Je voyais tout en gris. Je me sentais désarticulé, pas bien dans ma peau.

La journée a continué avec de nouveaux comprimés, pris loin du regard des autres, le midi, dans le local d’une association.

J’avais hâte renter chez moi, pensant que dans mes murs, je me sentirai mieux. Malheureusement, cela n’allait pas être plus bénéfique. Le ciel avec sa masse nuageuse couleur charbon était là aussi sur mes épaules. Il n’y avait nulle part où aller. Il fallait juste attendre que le temps passe.

Ginseng et schizophrénie

J’ai mal au crâne.
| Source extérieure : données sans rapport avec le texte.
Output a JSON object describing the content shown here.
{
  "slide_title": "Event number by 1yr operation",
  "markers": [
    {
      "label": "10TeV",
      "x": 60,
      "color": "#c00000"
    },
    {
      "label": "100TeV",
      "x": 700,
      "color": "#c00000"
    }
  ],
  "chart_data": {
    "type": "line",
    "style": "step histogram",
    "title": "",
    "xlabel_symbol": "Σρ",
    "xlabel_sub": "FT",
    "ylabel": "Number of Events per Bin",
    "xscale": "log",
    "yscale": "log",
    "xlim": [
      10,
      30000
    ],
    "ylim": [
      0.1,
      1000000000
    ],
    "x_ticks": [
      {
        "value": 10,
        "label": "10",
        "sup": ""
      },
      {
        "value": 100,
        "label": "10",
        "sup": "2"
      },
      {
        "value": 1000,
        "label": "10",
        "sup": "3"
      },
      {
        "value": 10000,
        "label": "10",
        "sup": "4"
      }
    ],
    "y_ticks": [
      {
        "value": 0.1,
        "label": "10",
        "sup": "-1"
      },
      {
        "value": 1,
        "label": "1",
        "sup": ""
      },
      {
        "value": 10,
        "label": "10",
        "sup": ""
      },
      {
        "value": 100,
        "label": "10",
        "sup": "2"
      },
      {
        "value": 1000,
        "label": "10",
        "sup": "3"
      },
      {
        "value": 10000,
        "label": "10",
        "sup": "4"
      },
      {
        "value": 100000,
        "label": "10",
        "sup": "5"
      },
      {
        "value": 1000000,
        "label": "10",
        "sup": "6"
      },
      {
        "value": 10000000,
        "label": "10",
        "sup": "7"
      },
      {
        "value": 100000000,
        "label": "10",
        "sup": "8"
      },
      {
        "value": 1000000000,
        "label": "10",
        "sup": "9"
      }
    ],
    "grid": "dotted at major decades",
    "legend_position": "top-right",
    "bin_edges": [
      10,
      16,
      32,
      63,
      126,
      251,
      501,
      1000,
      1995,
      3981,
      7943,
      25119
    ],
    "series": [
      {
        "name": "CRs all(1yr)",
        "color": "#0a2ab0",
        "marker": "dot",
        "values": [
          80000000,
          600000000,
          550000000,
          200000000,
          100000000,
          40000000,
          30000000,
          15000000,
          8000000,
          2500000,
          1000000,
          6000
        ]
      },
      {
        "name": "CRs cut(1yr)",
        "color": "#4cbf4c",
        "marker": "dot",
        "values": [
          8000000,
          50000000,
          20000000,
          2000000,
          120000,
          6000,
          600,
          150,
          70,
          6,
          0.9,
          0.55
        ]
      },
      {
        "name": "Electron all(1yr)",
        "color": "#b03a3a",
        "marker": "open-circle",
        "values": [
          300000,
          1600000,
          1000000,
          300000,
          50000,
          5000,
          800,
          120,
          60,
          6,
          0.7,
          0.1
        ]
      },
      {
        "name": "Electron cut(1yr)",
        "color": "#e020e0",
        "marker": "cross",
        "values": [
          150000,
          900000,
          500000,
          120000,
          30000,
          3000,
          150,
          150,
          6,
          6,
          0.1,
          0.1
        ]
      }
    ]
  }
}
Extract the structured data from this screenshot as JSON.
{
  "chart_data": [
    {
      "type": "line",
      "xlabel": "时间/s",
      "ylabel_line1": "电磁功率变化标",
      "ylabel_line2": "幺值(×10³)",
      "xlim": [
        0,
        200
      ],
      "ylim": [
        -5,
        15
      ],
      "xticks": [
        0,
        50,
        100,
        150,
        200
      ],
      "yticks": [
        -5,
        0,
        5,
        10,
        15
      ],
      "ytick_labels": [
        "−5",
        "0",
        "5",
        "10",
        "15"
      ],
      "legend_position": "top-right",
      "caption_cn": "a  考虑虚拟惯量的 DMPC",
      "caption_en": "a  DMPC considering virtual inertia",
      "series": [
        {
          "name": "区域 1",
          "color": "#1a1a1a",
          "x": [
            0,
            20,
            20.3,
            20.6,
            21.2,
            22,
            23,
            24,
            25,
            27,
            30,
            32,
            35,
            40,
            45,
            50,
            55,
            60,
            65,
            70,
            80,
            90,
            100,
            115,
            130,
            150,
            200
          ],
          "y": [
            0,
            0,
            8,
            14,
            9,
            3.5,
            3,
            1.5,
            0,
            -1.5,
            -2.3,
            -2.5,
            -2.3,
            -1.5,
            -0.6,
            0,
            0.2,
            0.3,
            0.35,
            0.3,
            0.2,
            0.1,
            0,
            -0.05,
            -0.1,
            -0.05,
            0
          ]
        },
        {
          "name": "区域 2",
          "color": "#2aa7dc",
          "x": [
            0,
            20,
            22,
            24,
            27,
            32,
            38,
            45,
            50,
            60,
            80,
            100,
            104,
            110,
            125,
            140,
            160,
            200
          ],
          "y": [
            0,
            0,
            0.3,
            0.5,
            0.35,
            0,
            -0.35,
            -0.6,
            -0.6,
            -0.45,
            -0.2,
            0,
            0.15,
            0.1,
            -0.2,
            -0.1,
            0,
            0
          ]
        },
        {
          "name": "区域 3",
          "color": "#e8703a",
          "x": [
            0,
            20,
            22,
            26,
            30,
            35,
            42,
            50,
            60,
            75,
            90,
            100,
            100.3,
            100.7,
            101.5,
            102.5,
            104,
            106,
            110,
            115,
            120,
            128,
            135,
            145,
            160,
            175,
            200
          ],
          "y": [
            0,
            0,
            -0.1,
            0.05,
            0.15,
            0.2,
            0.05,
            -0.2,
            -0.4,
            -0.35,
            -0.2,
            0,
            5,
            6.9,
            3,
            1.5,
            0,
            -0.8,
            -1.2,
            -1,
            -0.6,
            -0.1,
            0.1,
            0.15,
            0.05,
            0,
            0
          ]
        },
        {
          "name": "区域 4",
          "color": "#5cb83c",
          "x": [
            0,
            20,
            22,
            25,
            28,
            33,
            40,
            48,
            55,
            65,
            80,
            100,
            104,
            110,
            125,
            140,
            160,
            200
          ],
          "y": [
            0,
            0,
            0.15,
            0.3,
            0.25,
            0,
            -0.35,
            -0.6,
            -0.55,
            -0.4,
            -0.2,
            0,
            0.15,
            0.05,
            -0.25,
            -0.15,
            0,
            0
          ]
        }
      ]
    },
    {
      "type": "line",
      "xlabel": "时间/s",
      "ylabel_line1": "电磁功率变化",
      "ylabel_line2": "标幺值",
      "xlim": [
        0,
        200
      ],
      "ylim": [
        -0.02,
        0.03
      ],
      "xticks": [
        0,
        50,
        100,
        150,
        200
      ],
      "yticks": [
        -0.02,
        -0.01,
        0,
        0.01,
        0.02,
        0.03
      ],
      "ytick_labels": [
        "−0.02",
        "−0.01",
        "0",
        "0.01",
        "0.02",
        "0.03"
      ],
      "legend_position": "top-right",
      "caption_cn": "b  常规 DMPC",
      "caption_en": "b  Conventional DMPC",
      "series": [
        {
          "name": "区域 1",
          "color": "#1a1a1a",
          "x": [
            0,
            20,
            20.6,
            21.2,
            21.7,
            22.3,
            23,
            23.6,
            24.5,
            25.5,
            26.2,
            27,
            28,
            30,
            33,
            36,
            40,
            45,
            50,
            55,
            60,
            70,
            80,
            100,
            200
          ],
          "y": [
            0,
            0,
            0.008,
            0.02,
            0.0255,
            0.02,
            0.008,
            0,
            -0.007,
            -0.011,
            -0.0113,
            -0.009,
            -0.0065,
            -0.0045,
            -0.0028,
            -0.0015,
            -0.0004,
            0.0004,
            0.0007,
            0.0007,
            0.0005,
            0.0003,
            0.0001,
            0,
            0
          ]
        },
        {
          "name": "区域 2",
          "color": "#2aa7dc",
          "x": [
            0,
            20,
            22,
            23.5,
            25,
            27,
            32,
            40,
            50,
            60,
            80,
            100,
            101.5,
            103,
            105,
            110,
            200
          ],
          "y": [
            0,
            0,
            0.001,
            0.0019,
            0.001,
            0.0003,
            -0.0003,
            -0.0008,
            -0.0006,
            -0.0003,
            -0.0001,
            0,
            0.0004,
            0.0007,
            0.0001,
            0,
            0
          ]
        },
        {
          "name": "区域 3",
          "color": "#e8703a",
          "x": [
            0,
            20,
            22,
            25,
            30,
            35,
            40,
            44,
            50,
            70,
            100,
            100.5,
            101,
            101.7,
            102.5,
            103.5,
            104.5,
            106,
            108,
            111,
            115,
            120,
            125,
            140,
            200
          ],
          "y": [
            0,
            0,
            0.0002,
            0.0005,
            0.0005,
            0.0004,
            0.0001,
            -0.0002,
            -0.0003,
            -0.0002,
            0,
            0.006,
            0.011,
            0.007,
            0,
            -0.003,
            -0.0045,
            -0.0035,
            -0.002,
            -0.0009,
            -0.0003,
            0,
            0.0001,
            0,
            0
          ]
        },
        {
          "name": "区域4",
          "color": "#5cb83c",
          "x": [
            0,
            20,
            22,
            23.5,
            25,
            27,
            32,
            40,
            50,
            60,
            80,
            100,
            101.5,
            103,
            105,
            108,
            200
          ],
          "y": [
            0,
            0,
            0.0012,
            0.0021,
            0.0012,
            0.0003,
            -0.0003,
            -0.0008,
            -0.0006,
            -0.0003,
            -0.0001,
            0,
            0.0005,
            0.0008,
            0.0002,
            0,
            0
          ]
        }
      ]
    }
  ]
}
Hier j’ai commencé une cure de Ginseng. J’ai avalé deux comprimés de 200mg chacun. Mal m’en a pris, au bout d’une heure mon cerveau était en vrac. Sur internet, certains le recommandent et d’autres le déconseillent. J’avais voulu en avoir le cœur net.

Ginseng et schizophrénie

Ginseng et schizophrénie

Ce matin, je suis encore en souffrance, comme hier. Je ressens une douleur, un brouillard qui prend mon cerveau tout entier.

Heureusement, le soleil me réchauffe le dos, bien à l’abri à l’intérieur de mon appartement. Au moins cela est agréable. Ce matin, j’ai quand même eu le courage d’aller faire quelques courses, pour manger ce midi. Dans la grande surface, une angoisse vite maitrisée, a bien failli gâcher la fête.

Mes parents sont partis pour le weekend. Je vais passer ces deux jours seul. C’est peut-être cela aussi qui me perturbe. Je ne sais plus à quel saint me vouer pour aller mieux.

Aujourd’hui, l’association de patients est fermée. C’est d’habitude, une sortie qui me fait du bien. Cela fait quand même plusieurs semaines, que je n’y arrive plus à échanger.

Je suis pris en tenaille entre la peur de sortir et l’aggravation de mon état si je reste seul. C’est un cercle vicieux.

Je dois combattre la peur, aller contre mes envies, pour après seulement être récompensé par mon cerveau et mon corps. C’est très perturbant. Je voulais croire que le Ginseng allait m’aider miraculeusement.

J’ai aussi d’énormes difficultés pour écrire. Je suis obligé de lire à voix haute, chaque fois qu’avec mes doigts, je tape sur le clavier pour écrire une phrase. Mon cerveau n’est pas très coopératif.

Le voisin vient de mettre au maximum, le son de sa musique. Le mur qui est mitoyen vibre et j’entends de gros « boom ». Je vais devoir encore allez râler.

L’après-midi risque d’être longue. Je compte déjà le nombre d’heures qu’il me reste pour aller me coucher. Je ne recommande donc pas le Ginseng.